The way you looked when Karasuma yelled for us to follow her, the half-pleading, half-frightened look– that was the most I've ever seen in your eyes. I thought it was the first and the last. Your name was on my lips like a prayer, and you didn't hesitate to come to me— or maybe I came to you. When thousands of pounds of steel, metal and scientific research are tumbling around you, inflamed, it's hard to recall everything perfectly.

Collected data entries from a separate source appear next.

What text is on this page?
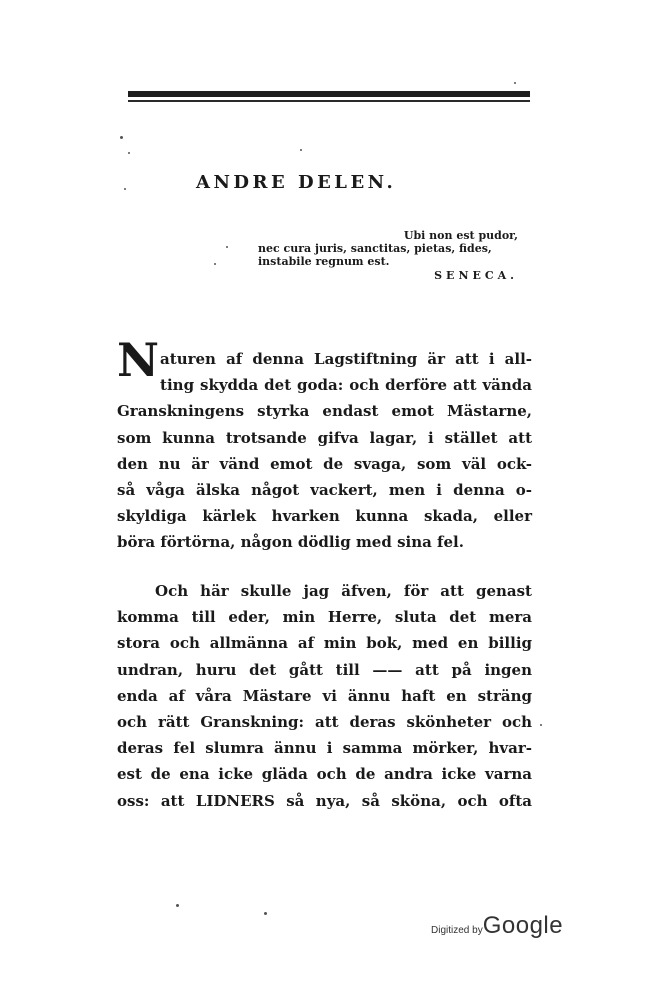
ANDRE DELEN.
Ubi non est pudor,
nec cura juris, sanctitas, pietas, fides,
instabile regnum est.
SENECA.
N aturen af denna Lagstiftning är att i all-
ting skydda det goda: och derföre att vända
Granskningens styrka endast emot Mästarne,
som kunna trotsande gifva lagar, i stället att
den nu är vänd emot de svaga, som väl ock-
så våga älska något vackert, men i denna o-
skyldiga kärlek hvarken kunna skada, eller
böra förtörna, någon dödlig med sina fel.
Och här skulle jag äfven, för att genast
komma till eder, min Herre, sluta det mera
stora och allmänna af min bok, med en billig
undran, huru det gått till —— att på ingen
enda af våra Mästare vi ännu haft en sträng
och rätt Granskning: att deras skönheter och
deras fel slumra ännu i samma mörker, hvar-
est de ena icke gläda och de andra icke varna
oss: att LIDNERS så nya, så sköna, och ofta
Digitized byGoogle
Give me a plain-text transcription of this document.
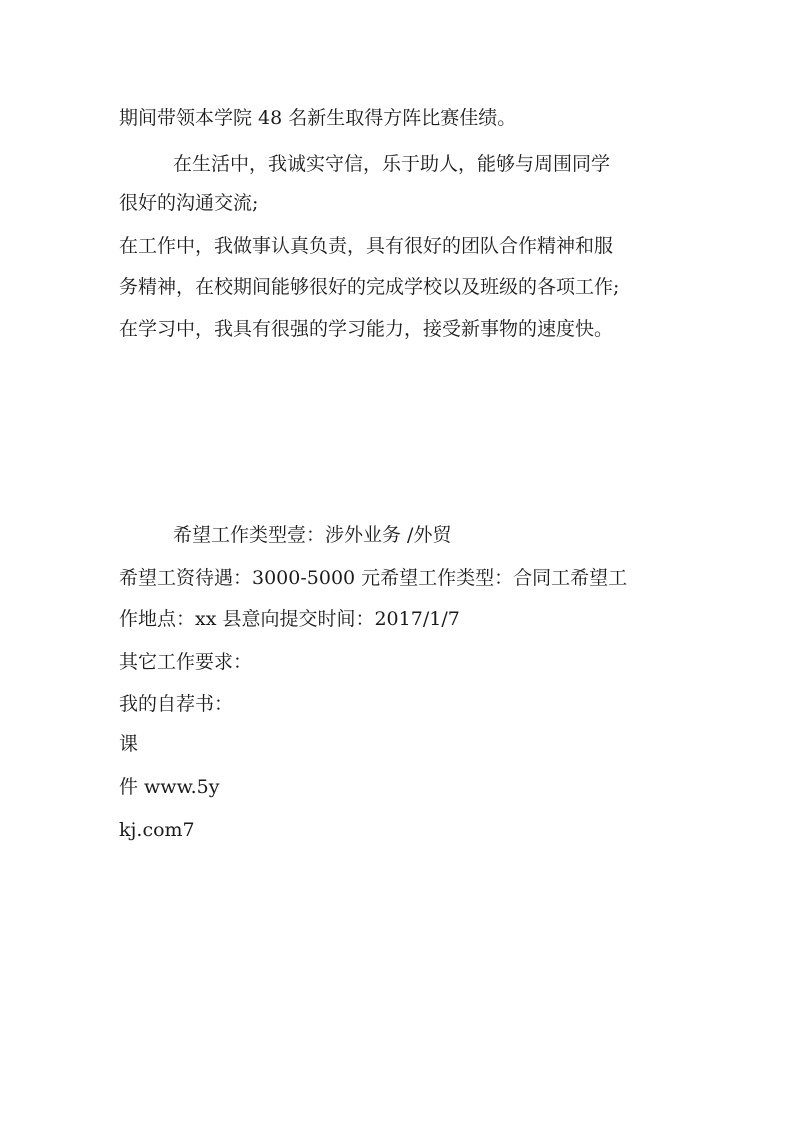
期间带领本学院 48 名新生取得方阵比赛佳绩。
在生活中，我诚实守信，乐于助人，能够与周围同学
很好的沟通交流;
在工作中，我做事认真负责，具有很好的团队合作精神和服
务精神，在校期间能够很好的完成学校以及班级的各项工作;
在学习中，我具有很强的学习能力，接受新事物的速度快。
希望工作类型壹：涉外业务 /外贸
希望工资待遇：3000-5000 元希望工作类型：合同工希望工
作地点：xx 县意向提交时间：2017/1/7
其它工作要求：
我的自荐书：
课
件 www.5y
kj.com7
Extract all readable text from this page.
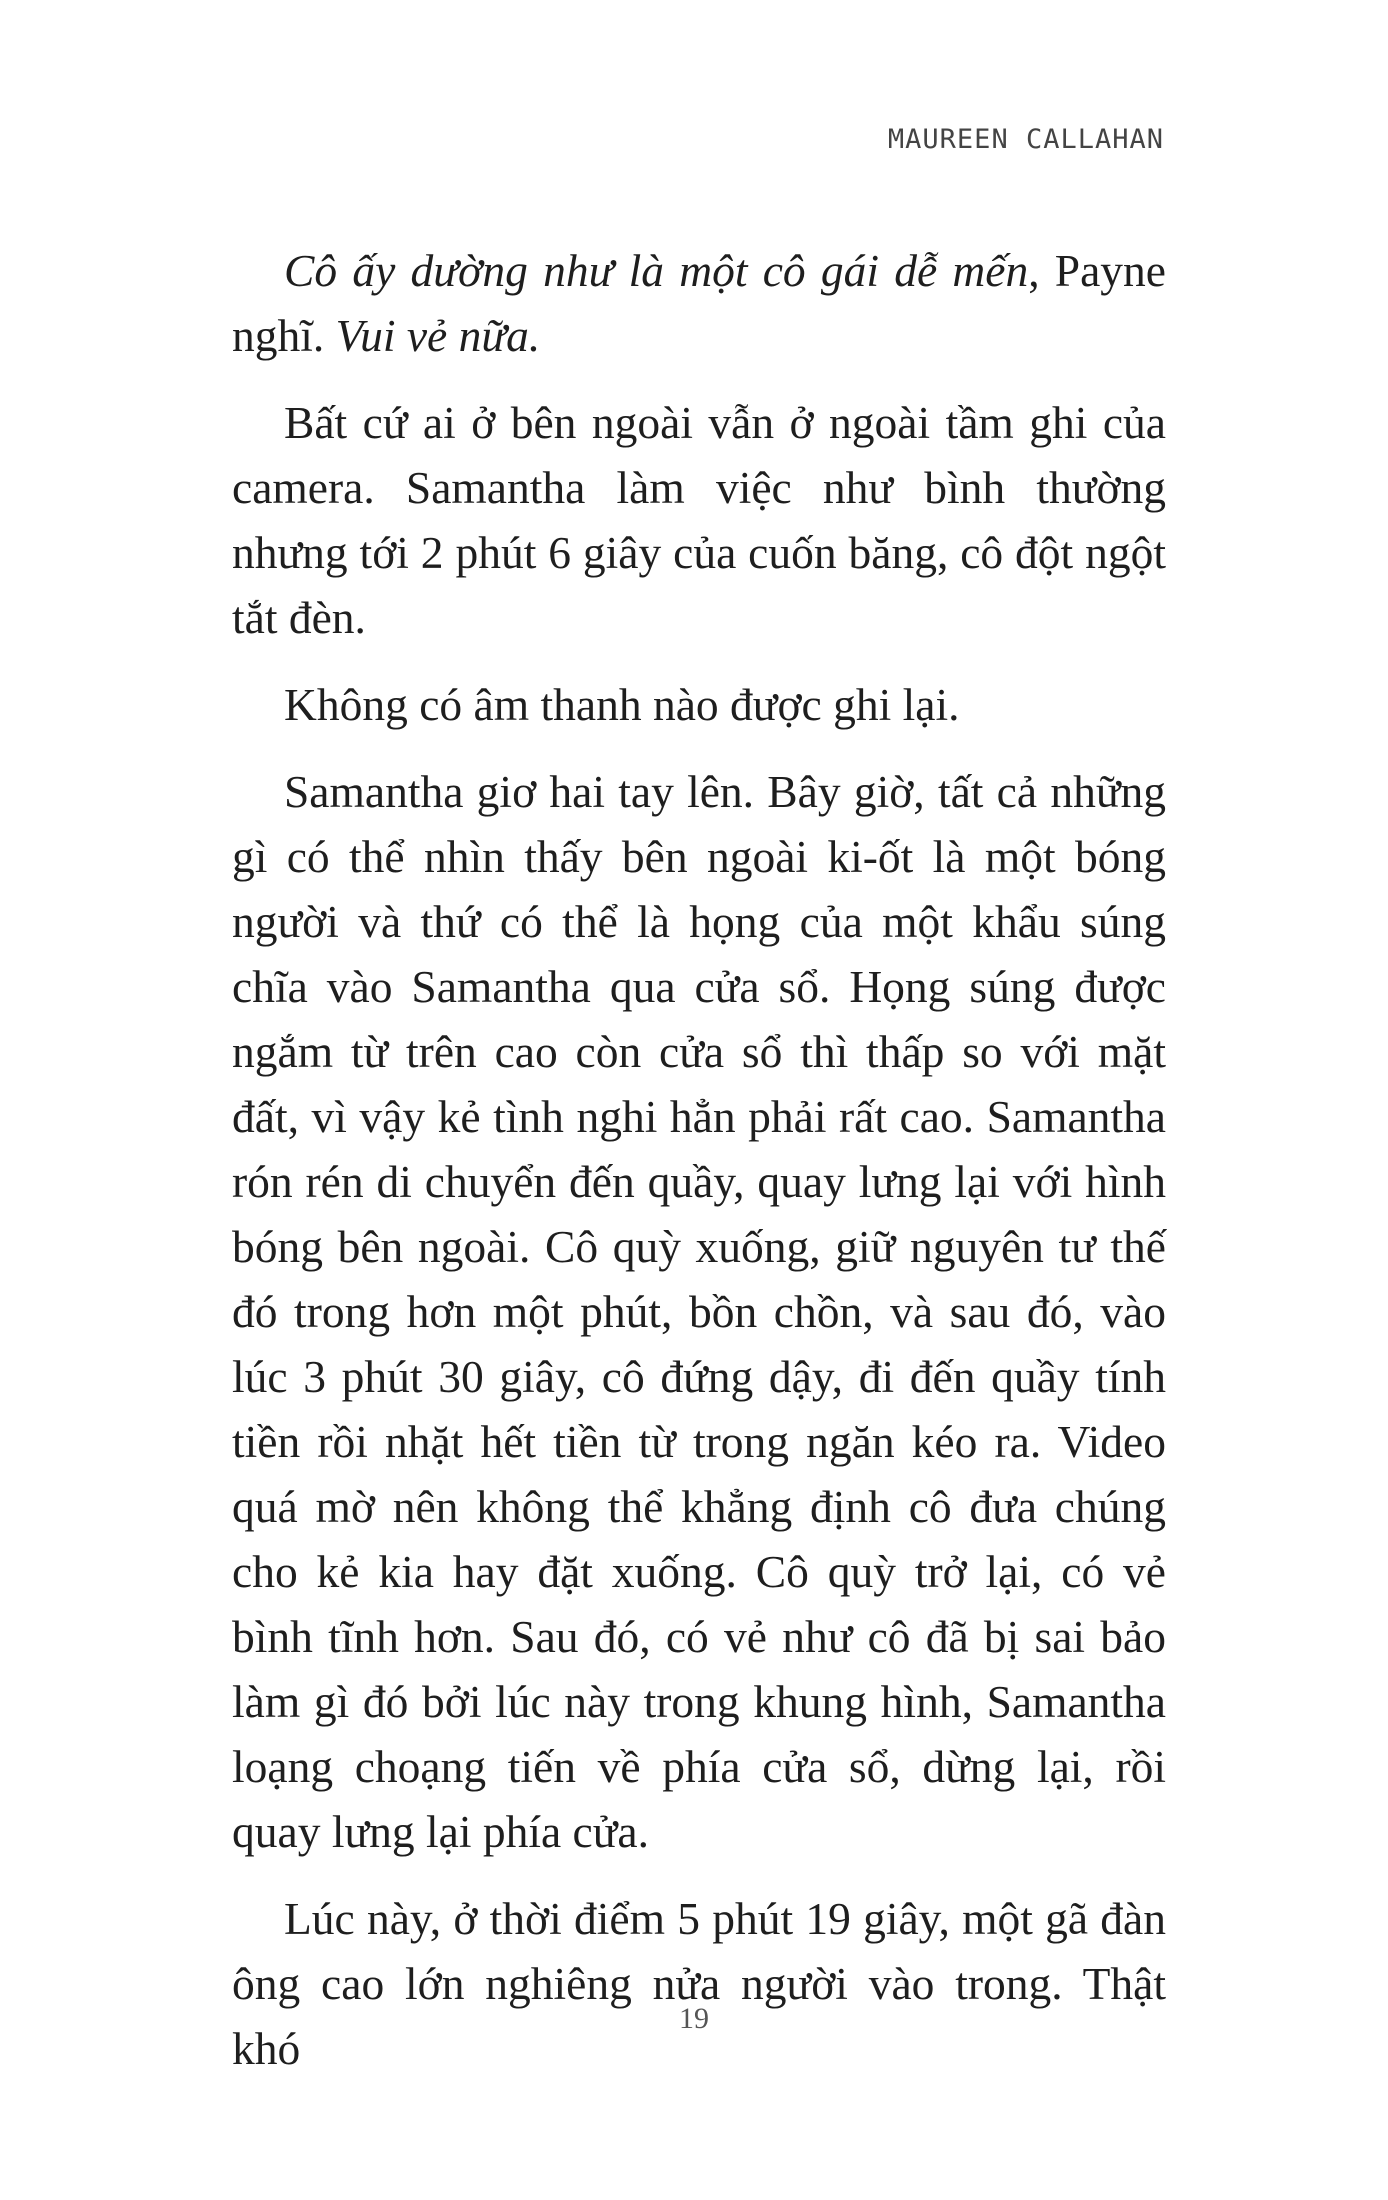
MAUREEN CALLAHAN

Cô ấy dường như là một cô gái dễ mến, Payne nghĩ. Vui vẻ nữa.

Bất cứ ai ở bên ngoài vẫn ở ngoài tầm ghi của camera. Samantha làm việc như bình thường nhưng tới 2 phút 6 giây của cuốn băng, cô đột ngột tắt đèn.

Không có âm thanh nào được ghi lại.

Samantha giơ hai tay lên. Bây giờ, tất cả những gì có thể nhìn thấy bên ngoài ki-ốt là một bóng người và thứ có thể là họng của một khẩu súng chĩa vào Samantha qua cửa sổ. Họng súng được ngắm từ trên cao còn cửa sổ thì thấp so với mặt đất, vì vậy kẻ tình nghi hẳn phải rất cao. Samantha rón rén di chuyển đến quầy, quay lưng lại với hình bóng bên ngoài. Cô quỳ xuống, giữ nguyên tư thế đó trong hơn một phút, bồn chồn, và sau đó, vào lúc 3 phút 30 giây, cô đứng dậy, đi đến quầy tính tiền rồi nhặt hết tiền từ trong ngăn kéo ra. Video quá mờ nên không thể khẳng định cô đưa chúng cho kẻ kia hay đặt xuống. Cô quỳ trở lại, có vẻ bình tĩnh hơn. Sau đó, có vẻ như cô đã bị sai bảo làm gì đó bởi lúc này trong khung hình, Samantha loạng choạng tiến về phía cửa sổ, dừng lại, rồi quay lưng lại phía cửa.

Lúc này, ở thời điểm 5 phút 19 giây, một gã đàn ông cao lớn nghiêng nửa người vào trong. Thật khó

19
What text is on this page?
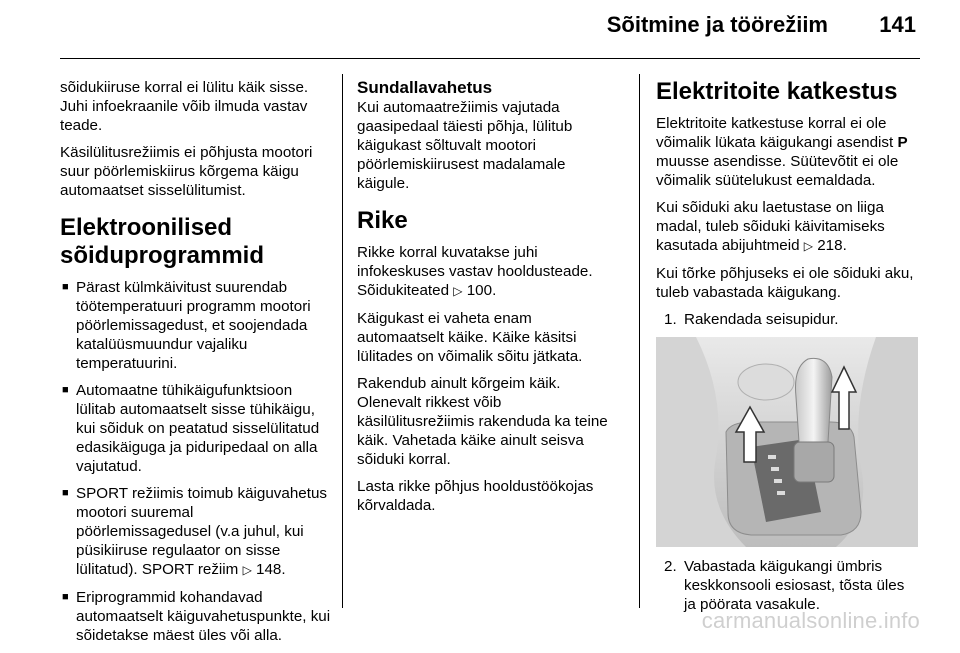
Sõitmine ja töörežiim 141

sõidukiiruse korral ei lülitu käik sisse. Juhi infoekraanile võib ilmuda vastav teade.

Käsilülitusrežiimis ei põhjusta mootori suur pöörlemiskiirus kõrgema käigu automaatset sisselülitumist.

Elektroonilised sõiduprogrammid
■ Pärast külmkäivitust suurendab töötemperatuuri programm mootori pöörlemissagedust, et soojendada katalüüsmuundur vajaliku temperatuurini.
■ Automaatne tühikäigufunktsioon lülitab automaatselt sisse tühikäigu, kui sõiduk on peatatud sisselülitatud edasikäiguga ja piduripedaal on alla vajutatud.
■ SPORT režiimis toimub käiguvahetus mootori suuremal pöörlemissagedusel (v.a juhul, kui püsikiiruse regulaator on sisse lülitatud). SPORT režiim ▷ 148.
■ Eriprogrammid kohandavad automaatselt käiguvahetuspunkte, kui sõidetakse mäest üles või alla.
Sundallavahetus

Kui automaatrežiimis vajutada gaasipedaal täiesti põhja, lülitub käigukast sõltuvalt mootori pöörlemiskiirusest madalamale käigule.

Rike

Rikke korral kuvatakse juhi infokeskuses vastav hooldusteade. Sõidukiteated ▷ 100.

Käigukast ei vaheta enam automaatselt käike. Käike käsitsi lülitades on võimalik sõitu jätkata.

Rakendub ainult kõrgeim käik. Olenevalt rikkest võib käsilülitusrežiimis rakenduda ka teine käik. Vahetada käike ainult seisva sõiduki korral.

Lasta rikke põhjus hooldustöökojas kõrvaldada.

Elektritoite katkestus

Elektritoite katkestuse korral ei ole võimalik lükata käigukangi asendist P muusse asendisse. Süütevõtit ei ole võimalik süütelukust eemaldada.

Kui sõiduki aku laetustase on liiga madal, tuleb sõiduki käivitamiseks kasutada abijuhtmeid ▷ 218.

Kui tõrke põhjuseks ei ole sõiduki aku, tuleb vabastada käigukang.

1. Rakendada seisupidur.
2. Vabastada käigukangi ümbris keskkonsooli esiosast, tõsta üles ja pöörata vasakule.
carmanualsonline.info
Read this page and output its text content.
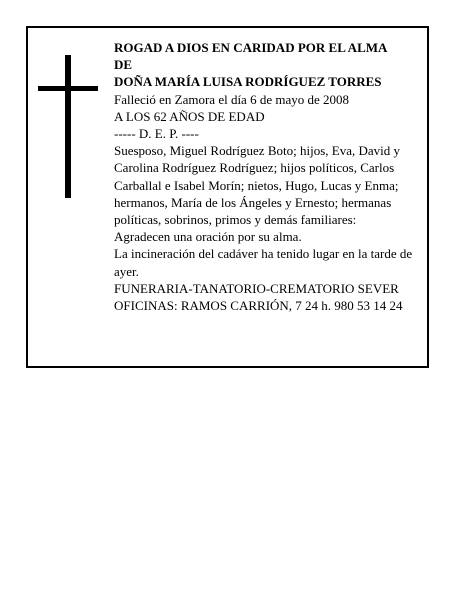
ROGAD A DIOS EN CARIDAD POR EL ALMA

DE

DOÑA MARÍA LUISA RODRÍGUEZ TORRES

Falleció en Zamora el día 6 de mayo de 2008

A LOS 62 AÑOS DE EDAD

----- D. E. P. ----

Suesposo, Miguel Rodríguez Boto; hijos, Eva, David y Carolina Rodríguez Rodríguez; hijos políticos, Carlos Carballal e Isabel Morín; nietos, Hugo, Lucas y Enma; hermanos, María de los Ángeles y Ernesto; hermanas políticas, sobrinos, primos y demás familiares:

Agradecen una oración por su alma.

La incineración del cadáver ha tenido lugar en la tarde de ayer.

FUNERARIA-TANATORIO-CREMATORIO SEVER

OFICINAS: RAMOS CARRIÓN, 7 24 h. 980 53 14 24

You had kind of laughed, "Some watch dog."
And I reached up and touched your forehead, "God won't leave us behind."
I only remember you mouthing, Probably, the uncertainty in your eyes saying, Don't lie to me, not now, and Karasuma's frantic screaming– that and flames, souls; spirits of witches. I remember all of that being one and then I remember nothing at all.
It's not much of a room, but it's ours and I think that's all that matters. We don't talk much, but there's not much to say that hasn't already been said.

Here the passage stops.